Pakistan-India water talks badly fail

SAFDAR RASHEED

LAHORE (March 31 2010): Pakistani and Indian officials badly failed to iron out differences over the water disputes on third and final day of the talks here on Tuesday. Pakistan’s Indus Water Commissioner Jamaat Ali Shah said, “If India fails to resolve our reservations regarding the Nimoo Baazgo hydro power project we will go to International Court of Justice (ICJ).

The officials of both sides also failed to end differences over the design criteria of the Nimoo Bazgo power project. Indian Indus Water Commissioner Aranga Nathan said that Pakistan’s objections over Indian proposed water projects hade no solid grounds. They were talking to media persons here on Tuesday after having a final round of dialogue over the water sharing disputes here on Tuesday at a hotel.

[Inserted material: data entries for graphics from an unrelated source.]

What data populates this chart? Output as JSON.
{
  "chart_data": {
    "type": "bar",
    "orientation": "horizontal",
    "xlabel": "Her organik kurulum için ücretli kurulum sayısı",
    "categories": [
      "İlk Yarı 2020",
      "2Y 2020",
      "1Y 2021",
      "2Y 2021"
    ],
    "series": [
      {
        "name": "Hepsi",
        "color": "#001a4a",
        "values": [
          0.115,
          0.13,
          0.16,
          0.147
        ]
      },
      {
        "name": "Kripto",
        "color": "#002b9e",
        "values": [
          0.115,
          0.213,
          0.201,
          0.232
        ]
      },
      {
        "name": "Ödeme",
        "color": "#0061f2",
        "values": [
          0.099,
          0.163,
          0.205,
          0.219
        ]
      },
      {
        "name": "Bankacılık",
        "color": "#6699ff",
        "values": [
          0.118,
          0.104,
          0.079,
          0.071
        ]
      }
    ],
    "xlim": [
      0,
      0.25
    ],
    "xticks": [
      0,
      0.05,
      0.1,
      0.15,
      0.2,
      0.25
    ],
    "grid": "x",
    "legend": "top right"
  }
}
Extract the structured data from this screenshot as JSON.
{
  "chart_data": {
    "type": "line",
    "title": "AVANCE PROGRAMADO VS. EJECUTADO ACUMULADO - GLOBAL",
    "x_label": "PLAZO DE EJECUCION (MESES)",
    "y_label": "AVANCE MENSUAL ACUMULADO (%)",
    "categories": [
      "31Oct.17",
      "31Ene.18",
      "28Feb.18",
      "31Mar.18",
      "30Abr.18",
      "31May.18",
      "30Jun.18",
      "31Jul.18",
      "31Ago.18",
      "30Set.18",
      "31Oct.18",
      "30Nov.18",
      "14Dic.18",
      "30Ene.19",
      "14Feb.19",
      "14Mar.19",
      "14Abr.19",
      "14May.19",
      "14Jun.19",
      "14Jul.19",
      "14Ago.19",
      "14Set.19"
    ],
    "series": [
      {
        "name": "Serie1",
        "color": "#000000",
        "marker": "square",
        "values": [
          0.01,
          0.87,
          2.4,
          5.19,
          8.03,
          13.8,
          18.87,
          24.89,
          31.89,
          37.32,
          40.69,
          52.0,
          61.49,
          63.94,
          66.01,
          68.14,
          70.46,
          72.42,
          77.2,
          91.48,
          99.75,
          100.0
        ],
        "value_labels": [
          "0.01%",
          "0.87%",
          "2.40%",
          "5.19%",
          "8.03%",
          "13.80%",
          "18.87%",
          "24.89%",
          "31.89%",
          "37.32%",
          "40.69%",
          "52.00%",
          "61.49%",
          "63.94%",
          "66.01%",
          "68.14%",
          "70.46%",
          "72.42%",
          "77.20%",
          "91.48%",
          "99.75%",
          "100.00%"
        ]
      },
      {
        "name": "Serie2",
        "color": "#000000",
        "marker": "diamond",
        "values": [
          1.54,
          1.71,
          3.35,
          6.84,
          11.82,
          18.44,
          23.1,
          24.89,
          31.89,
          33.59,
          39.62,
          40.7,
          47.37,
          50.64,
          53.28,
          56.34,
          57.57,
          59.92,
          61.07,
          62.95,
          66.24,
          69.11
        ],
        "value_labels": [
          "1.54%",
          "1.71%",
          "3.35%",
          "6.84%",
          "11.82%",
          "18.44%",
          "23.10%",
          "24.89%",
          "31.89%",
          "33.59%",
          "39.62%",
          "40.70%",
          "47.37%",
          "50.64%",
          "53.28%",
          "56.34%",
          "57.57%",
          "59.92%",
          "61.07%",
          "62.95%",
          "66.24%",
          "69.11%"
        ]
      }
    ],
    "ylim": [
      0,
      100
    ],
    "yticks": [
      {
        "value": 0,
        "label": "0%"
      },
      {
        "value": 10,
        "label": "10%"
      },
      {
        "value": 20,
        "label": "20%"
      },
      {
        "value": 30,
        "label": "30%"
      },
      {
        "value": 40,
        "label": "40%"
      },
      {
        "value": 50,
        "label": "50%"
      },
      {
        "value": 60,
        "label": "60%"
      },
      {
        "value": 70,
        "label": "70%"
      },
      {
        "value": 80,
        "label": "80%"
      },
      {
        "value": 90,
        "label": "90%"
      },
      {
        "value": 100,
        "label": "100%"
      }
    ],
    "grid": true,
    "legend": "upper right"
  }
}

Aranga Nathan, however, said that Pakistan’s objections could be discussed in the next round of talks .The two sides agreed to meet in New Delhi in May to discuss water disputes in detail. He said that India was not stealing Pakistan’s share of river water. “Neither India is stealing water nor intends to barren agriculture sector of Pakistan” he added. Pak and Indian water officials might take up the Chutak power plant after talks over Nimoo Bazgo power project.

Jaamat Ali and his counterpart expressed resolve to implement the Indus Basin Water Treaty in letter and spirit. Indian Indus Commissioner said that his country was committed to the treaty, and designed all power projects by following the criteria permitted in it.

An official of Pakistan’s Indus Water Commissioner office told Business Recorder: “The Indian side has designed the entire project on maximum projected figures regarding water and flood flows.” He said that it wanted to maximise freeboard (free space above lake level), fix spillways on the lowest possible point and the flushing outlet at the highest point. These factors, if allowed, would give India a massive space to manipulate water flows. Jamaat Ali Shah said that India must take actual river flow figures, compute them, and adjust the design. Accordingly so that, chances of manipulating water flows could be minimised.